Chen Guangcheng Joins Rihanna, Usain Bolt As GQ Honoree, For “Rebel Of The Year”
A little more than six months ago, Chen Guangcheng was lost. Maybe not literally — though there’s a chance that’s true as well, a blind lawyer-activist fleeing through the woods of Linyi in Shandong province, then chased via car — but his whereabouts, for a week, was utterly unknown except to a circle of close friends and relevant officials from the US and China. Yet it was this disappearing act that thrust him into the center of international attention, so that he became not just a news story or a symbol of protest (which he already was, with an assist to Christian Bale), but a pop icon who would become recognizable even to viewers of The Colbert Report. Ever since his daring escape from house arrest in May — and eventual departure for New York, where he’s currently residing — Chen Guangcheng has been embraced as a cause célèbre, the ultimate underdog prevailing against a system that somehow could let a blind, ailing man slip through a crack.

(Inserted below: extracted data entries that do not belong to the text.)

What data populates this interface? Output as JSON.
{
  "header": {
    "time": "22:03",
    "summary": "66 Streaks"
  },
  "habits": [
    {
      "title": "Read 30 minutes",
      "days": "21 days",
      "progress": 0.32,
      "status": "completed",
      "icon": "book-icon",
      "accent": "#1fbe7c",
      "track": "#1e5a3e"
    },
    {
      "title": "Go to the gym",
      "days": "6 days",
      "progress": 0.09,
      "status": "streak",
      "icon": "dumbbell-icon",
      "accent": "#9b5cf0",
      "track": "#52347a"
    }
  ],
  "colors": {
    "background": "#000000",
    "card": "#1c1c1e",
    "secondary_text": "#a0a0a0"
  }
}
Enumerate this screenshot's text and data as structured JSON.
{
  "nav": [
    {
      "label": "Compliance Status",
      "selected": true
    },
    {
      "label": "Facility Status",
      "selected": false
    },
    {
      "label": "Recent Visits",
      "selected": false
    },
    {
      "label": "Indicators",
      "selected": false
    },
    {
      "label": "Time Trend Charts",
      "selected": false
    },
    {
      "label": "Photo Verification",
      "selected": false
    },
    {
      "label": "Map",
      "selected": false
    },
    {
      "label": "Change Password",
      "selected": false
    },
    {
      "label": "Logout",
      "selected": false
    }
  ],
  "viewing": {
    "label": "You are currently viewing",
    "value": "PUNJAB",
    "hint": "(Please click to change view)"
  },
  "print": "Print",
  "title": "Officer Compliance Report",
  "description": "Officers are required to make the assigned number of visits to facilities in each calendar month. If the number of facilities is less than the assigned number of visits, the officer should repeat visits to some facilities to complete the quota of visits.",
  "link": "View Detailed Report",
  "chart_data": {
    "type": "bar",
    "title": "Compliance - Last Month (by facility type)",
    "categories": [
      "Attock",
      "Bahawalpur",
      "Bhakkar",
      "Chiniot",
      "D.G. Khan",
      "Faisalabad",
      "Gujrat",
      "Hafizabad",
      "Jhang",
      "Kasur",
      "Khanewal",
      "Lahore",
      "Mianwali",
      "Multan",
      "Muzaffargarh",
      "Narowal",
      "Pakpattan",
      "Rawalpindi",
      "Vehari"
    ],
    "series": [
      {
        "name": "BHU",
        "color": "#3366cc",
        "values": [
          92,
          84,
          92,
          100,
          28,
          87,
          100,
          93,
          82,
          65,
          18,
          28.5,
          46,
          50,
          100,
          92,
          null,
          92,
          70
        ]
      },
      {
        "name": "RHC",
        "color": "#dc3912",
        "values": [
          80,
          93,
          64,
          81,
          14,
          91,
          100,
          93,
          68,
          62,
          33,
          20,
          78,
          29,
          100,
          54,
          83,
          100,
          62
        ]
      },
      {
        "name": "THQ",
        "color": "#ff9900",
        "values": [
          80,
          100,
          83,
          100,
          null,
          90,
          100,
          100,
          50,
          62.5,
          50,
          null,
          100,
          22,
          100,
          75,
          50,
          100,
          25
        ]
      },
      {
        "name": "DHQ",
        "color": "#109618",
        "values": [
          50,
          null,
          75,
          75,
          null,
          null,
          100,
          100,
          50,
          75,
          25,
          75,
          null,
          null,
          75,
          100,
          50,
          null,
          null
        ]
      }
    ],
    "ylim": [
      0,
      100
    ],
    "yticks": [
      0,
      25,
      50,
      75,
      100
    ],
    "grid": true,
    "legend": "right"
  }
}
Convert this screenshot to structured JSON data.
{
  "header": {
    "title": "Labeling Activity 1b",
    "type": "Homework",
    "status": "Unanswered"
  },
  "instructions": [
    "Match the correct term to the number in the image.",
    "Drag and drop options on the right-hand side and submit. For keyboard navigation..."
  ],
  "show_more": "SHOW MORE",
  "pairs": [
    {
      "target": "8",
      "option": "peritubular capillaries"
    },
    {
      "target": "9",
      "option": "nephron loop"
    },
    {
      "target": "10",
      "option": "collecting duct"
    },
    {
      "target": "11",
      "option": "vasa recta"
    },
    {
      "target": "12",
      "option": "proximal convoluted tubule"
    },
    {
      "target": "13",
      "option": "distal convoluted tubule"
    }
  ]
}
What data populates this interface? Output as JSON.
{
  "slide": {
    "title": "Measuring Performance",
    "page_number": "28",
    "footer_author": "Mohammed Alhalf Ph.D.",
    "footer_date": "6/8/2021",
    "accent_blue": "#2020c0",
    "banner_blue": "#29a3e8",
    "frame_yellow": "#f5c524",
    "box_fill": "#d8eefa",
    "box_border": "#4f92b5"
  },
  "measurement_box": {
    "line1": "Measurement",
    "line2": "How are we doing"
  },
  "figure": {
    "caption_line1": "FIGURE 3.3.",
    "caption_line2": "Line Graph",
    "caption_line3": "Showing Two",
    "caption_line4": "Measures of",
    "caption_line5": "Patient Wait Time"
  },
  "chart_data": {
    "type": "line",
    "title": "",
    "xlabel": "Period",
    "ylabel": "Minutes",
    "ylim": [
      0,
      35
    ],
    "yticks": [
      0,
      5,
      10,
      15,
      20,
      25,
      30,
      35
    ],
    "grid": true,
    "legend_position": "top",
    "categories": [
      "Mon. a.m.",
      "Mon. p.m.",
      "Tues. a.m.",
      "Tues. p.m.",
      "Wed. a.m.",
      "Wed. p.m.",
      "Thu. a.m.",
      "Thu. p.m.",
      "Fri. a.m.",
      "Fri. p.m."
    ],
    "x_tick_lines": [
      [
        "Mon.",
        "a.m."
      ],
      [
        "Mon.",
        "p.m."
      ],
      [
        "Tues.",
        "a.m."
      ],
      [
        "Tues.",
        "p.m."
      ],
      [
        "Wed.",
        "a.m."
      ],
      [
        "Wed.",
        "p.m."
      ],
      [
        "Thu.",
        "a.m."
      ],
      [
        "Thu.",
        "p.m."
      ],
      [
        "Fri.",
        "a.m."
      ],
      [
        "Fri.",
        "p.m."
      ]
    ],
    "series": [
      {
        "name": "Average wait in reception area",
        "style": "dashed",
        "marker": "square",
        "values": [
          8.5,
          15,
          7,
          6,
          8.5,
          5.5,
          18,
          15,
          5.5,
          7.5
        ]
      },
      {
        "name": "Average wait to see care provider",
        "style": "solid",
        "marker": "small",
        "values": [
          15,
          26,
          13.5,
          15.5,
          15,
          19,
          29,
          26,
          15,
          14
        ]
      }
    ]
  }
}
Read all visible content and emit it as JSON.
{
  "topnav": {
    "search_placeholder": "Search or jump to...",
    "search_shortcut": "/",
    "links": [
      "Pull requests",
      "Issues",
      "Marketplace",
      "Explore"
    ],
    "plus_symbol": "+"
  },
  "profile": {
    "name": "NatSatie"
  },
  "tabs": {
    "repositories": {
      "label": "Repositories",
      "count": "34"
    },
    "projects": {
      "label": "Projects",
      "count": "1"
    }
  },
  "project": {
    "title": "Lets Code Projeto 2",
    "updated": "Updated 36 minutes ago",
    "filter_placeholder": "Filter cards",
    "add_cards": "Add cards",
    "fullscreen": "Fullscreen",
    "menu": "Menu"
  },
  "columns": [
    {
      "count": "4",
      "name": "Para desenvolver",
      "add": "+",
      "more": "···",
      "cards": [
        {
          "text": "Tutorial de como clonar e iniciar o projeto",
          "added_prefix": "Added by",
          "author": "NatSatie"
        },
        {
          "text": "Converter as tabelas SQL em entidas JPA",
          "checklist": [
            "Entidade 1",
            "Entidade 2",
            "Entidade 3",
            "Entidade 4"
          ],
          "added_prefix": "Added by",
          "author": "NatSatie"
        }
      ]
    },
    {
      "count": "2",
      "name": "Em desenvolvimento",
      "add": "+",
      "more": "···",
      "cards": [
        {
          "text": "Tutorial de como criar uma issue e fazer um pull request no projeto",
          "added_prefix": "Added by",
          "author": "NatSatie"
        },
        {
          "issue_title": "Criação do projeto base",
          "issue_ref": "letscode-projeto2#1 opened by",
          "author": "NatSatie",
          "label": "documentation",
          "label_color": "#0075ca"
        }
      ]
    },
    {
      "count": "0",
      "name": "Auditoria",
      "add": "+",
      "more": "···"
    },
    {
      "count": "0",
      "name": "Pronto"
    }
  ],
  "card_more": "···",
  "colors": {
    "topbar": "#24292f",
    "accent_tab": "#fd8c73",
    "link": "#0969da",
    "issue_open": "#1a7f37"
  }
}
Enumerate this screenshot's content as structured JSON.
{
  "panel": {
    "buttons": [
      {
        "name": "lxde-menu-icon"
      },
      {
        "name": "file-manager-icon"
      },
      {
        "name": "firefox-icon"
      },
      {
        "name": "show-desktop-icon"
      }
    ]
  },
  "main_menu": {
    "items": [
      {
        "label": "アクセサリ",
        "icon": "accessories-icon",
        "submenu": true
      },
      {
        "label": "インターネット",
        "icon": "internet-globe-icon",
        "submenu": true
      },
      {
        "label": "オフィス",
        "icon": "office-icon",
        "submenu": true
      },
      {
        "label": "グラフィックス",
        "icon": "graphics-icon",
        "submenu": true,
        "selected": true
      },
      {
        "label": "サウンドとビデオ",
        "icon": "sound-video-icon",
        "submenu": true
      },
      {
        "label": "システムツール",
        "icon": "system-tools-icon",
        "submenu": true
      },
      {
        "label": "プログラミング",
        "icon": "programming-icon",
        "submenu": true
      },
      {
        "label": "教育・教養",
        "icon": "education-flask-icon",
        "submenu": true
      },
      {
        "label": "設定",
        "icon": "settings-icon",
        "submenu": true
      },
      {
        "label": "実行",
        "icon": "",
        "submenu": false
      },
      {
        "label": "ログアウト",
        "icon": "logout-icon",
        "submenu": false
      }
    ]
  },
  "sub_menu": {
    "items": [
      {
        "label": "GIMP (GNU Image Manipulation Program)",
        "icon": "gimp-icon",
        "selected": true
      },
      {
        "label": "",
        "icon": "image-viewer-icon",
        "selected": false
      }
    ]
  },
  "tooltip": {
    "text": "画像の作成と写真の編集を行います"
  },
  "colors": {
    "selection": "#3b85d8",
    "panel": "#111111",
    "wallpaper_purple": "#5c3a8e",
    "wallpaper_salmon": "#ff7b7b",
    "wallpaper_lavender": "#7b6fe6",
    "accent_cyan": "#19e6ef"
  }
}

Look at him now. Look at him with that red scarf, a whole wide sea of trouble behind him as his now-famous black shades point toward, we’re sure, the Statue of Liberty in New York Harbor. There is the narrative laid out for you, even as the story remains as unfinished as before, with his nephew still in trouble and a new cast of activists facing the same heavy hand and long odds that CGC was fortunate enough to overcome.
But on this Sunday, let us acknowledge that Chen Guangcheng has indeed come a long way, as he recounts to GQ’s John Thompson in the magazine’s Men of the Year issue. Chen is GQ’s Rebel of the Year, joining the likes of Usain Bolt (Athlete of the Year) and Christopher Walken (Badass of the Year). In the three-page story, he talks about the plane ride to the US, and throwing up that first night. He talks about his brother, Chen Guangfu, and nephew, Chen Kegui. He talks about corresponding with Ai Weiwei, and evangelist Bob Fu of ChinaAid.
Do I have any regrets? No. What is there to regret? When I need to analyze a decision I’m about to make, I analyze the options based on my thoughts and opinions. I don’t just blindly make decisions, and this one was thought through. I don’t while away my time with regrets, just like I didn’t worry about danger in China.
Was this the best result? I don’t think so. The best result would be China really realizing constitutional democracy. I think the best result would be going to China or the United States because I wanted to and not because of circumstances. Of course I want to go back. But after a few days, I might want to leave again. I don’t think China can continue like this forever. Even if the government feels like they can disallow me from coming back, they won’t last forever.
Go give it a read. We’ll focus on the other issues in due time.